L'ancien ministre péquiste François Legault publie ce matin la plateforme de sa coalition pour l'éducation, mais, déjà, ses intentions provoquent une levée de boucliers.

Dans une lettre au vitriol, la Fédération des commissions scolaires attaque sa position «peu documentée, partielle, populiste et empreinte de préjugés et de clichés» sur le système scolaire.

La Fédération, comme huit autres groupes dans le secteur de l'éducation, a eu, au cours des derniers jours, des rencontres privées pendant lesquelles M. Legault lui a donné les principales orientations que compte adopter la Coalition pour l'avenir du Québec, qu'il dirige avec l'homme d'affaires Charles Sirois.

La Presse a révélé samedi que M. Legault veut retirer la permanence aux enseignants. Il promet, en revanche, d'importantes hausses salariales, de l'ordre de 20%, mais à la condition que les résultats des classes s'améliorent. Aussi, il propose que les professeurs soient engagés par les directeurs d'école pour des contrats de trois à cinq ans. Ces directeurs d'école seraient, eux, choisis par les parents et payés en fonction de leur performance. Finalement, les commissions scolaires seraient abolies et remplacées par 20 agences régionales, un modèle déjà utilisé en santé.

La présidente de la Fédération des commissions scolaires, Josée Bouchard, ne mâche pas ses mots dans la lettre qu'elle a fait parvenir la semaine dernière à M. Legault.

«Je ne peux m'empêcher de vous témoigner ma profonde déception face à la vision de l'éducation que vous m'avez exposée lors de notre rencontre du 30 mars dernier.

«Il est tout à fait désolant de voir un ex-ministre de l'Éducation témoigner d'une vision aussi peu documentée, partielle, populiste, empreinte de préjugés et de clichés sur notre système d'éducation, au nom d'une efficacité qui ne peut conduire qu'à un éloignement des parents des lieux de décisions en éducation et à une iniquité inacceptable dans les services aux élèves.

«Belle justice sociale!

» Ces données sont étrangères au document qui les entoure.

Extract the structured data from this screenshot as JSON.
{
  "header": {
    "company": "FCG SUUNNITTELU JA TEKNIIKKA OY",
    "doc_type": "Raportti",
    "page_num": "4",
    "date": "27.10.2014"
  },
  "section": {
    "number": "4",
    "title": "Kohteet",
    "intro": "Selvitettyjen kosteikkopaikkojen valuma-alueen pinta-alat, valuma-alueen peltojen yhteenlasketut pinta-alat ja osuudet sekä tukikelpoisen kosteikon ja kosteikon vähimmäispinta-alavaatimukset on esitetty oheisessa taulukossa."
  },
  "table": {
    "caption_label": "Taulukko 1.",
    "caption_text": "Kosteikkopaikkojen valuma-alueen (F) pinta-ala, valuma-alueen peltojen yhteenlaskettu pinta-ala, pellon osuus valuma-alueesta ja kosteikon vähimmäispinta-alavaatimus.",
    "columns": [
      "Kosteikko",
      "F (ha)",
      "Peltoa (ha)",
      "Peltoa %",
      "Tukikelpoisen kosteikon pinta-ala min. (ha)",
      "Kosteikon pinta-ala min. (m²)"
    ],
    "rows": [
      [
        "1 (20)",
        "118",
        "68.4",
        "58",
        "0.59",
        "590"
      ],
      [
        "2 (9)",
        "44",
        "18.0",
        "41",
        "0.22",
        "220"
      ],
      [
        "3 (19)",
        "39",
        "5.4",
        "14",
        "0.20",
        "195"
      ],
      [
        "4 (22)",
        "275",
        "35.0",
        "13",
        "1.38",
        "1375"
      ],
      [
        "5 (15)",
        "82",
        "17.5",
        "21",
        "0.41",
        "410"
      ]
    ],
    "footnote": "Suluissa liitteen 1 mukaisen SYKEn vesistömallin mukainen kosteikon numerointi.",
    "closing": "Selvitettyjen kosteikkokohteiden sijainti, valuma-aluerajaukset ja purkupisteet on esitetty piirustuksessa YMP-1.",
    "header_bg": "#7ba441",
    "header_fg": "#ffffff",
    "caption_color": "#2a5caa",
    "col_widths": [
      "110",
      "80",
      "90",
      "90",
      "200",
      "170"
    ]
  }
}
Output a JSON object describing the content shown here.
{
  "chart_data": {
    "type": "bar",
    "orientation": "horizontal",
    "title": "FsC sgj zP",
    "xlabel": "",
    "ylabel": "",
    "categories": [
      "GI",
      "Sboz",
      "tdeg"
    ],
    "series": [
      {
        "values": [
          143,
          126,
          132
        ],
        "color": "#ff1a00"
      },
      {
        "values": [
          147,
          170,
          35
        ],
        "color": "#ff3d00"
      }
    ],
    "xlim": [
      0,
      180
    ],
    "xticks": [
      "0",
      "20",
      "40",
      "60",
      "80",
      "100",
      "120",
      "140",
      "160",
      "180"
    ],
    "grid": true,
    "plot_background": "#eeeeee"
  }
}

Bel avenir pour les enfants du Québec!» lance-t-elle.

D'autres groupes - la Fédération des comités de parents et la CSD - comptent prochainement dénoncer publiquement la plateforme de la Coalition.

Mme Bouchard poursuit pour «réaffirmer l'opposition des commissions scolaires à un nouveau débat de structures sur notre système public d'éducation qui a surtout besoin de valorisation et non pas de démolition».

«Votre position n'est rien de moins qu'anti-système public d'éducation, anti-parents, anti-commissions scolaires, anti-développement régional, bref, anti-équité et surtout antidémocratique au nom de la prédominance du privé dans la gestion des programmes publics.»

Pour elle, le plan Legault signifie «rien de moins que de mettre en place un réseau de 3000 établissements publics sur le modèle des écoles privées».

Les directeurs écorchés

La Fédération n'est pas plus tendre envers Chantal Longpré, présidente de la Fédération québécoise des directions d'établissements d'enseignement. La représentante des directeurs d'école a cautionné la Coalition dès le premier jour et se trouvait aux côtés de M. Legault durant une bonne partie de ses rencontres.

Pour Mme Bouchard, cette participation entretient «une confusion des genres» qui suscite un profond malaise.

«François Legault nous a clairement affirmé, en votre présence, qu'il se joindrait à un parti politique ou qu'il fonderait un parti pour mettre de l'avant ses idées, rappelle Mme Bouchard.Quelle ne fut pas ma surprise de constater que la présidente d'une association qui représente 2000 directions d'établissement public endossait sans sourciller une vision qui dénigre autant notre système public d'éducation, une vision teintée de clichés, de perceptions personnelles erronées pour justifier soi-disant une plus grande efficacité du réseau de l'éducation», écrit-elle à Mme Longpré.

Pour Mme Bouchard, pas question que les commissions scolaires participent dans ce contexte au congrès des directeurs d'école. «À moins que vous ne clarifiiez cette situation hors de tout doute très prochainement, vous me voyez dans l'impossibilité d'accepter votre invitation à participer à votre congrès "Révéler son identité d'artiste en équilibre", qui traduit assez bien la situation dans laquelle, personnellement, vous vous retrouvez actuellement», conclut, ironique, la présidente de la Fédération des commissions scolaires.